I’m a creature of habit, and living by myself for a year gave me complete freedom over these habits. In my old apartment, I sat in one of three places, left my glasses on the same end table, and put dirty dishes in the same place after every meal. My apartment was filled with loud music, and the television existed purely for video games. Nothing changed, and very few things surprised me.
All of that is quickly grinding to a halt.
Now that I’m living with my family, my office has been replaced with a couch and a small folding table in my parent’s living room. My floor speakers have been replaced with a single earbud, allowing me to respond to the random barrage of questions from my family. Music and podcasts have been replaced with the background buzz of television game shows. This is my life now.
Like Austin, I’m struggling to find a new flow in this old town. I want to retreat to my Missoula habits, but I no longer have the luxury. I’d retreat to my Billings-tailored habits from 5 years ago, but they carry all the baggage of a naive and lazy teenager.

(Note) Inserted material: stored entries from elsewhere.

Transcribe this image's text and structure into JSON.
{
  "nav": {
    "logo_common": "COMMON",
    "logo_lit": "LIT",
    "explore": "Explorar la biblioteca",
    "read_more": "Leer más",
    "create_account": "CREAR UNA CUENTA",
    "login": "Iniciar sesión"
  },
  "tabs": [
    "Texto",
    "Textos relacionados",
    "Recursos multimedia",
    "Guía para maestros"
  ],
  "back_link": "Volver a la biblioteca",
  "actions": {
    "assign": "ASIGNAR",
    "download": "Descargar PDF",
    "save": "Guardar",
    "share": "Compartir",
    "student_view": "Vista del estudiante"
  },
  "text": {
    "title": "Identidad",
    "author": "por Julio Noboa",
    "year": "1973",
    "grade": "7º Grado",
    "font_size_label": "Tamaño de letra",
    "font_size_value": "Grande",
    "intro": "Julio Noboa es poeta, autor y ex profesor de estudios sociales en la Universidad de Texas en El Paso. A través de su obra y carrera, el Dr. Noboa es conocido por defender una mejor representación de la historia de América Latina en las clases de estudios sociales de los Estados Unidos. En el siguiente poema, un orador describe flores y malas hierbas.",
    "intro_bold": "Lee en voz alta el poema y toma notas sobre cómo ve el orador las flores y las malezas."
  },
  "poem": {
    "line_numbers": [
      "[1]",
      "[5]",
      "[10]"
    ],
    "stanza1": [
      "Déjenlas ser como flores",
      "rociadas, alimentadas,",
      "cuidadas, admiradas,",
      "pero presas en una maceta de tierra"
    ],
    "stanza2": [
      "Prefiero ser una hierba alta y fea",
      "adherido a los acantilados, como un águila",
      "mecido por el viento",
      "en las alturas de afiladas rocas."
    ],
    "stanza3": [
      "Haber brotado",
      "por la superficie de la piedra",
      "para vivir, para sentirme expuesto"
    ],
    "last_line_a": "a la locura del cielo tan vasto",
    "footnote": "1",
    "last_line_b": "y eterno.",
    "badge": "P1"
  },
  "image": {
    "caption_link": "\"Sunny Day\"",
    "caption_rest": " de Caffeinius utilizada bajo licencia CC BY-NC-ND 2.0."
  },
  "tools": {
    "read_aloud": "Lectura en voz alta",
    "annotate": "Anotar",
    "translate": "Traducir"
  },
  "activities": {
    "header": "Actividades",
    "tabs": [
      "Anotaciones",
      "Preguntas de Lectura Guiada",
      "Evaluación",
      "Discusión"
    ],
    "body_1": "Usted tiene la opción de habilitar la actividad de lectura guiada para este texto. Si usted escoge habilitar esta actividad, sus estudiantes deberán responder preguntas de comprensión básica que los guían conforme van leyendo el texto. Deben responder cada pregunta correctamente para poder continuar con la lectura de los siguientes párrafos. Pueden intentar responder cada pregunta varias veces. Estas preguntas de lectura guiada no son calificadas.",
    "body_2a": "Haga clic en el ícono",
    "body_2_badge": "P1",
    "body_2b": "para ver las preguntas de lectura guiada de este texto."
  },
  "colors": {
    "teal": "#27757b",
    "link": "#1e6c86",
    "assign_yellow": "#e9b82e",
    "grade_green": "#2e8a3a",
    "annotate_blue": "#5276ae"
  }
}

So I guess I’m starting over. I need to find a way to push myself forward in a town that’s terrified of change – to find color in a town filled with white walls. I want to find new friends and adventures, while still visiting old friends and haunts.
I fear that by the time I find a new niche, it’ll be time to leave again.
But even if that’s the case, at least I’ll be leaving Billings with new friends, new memories, and new habits. Hopefully, the habits I develop over the following 1 1/2 months will lead to an even more productive lifestyle with an emphasis on relationships, physical health, and constant creation.
At the end of the day, I want to leave Billings with a good taste in my mouth, ready to take on the Big Apple.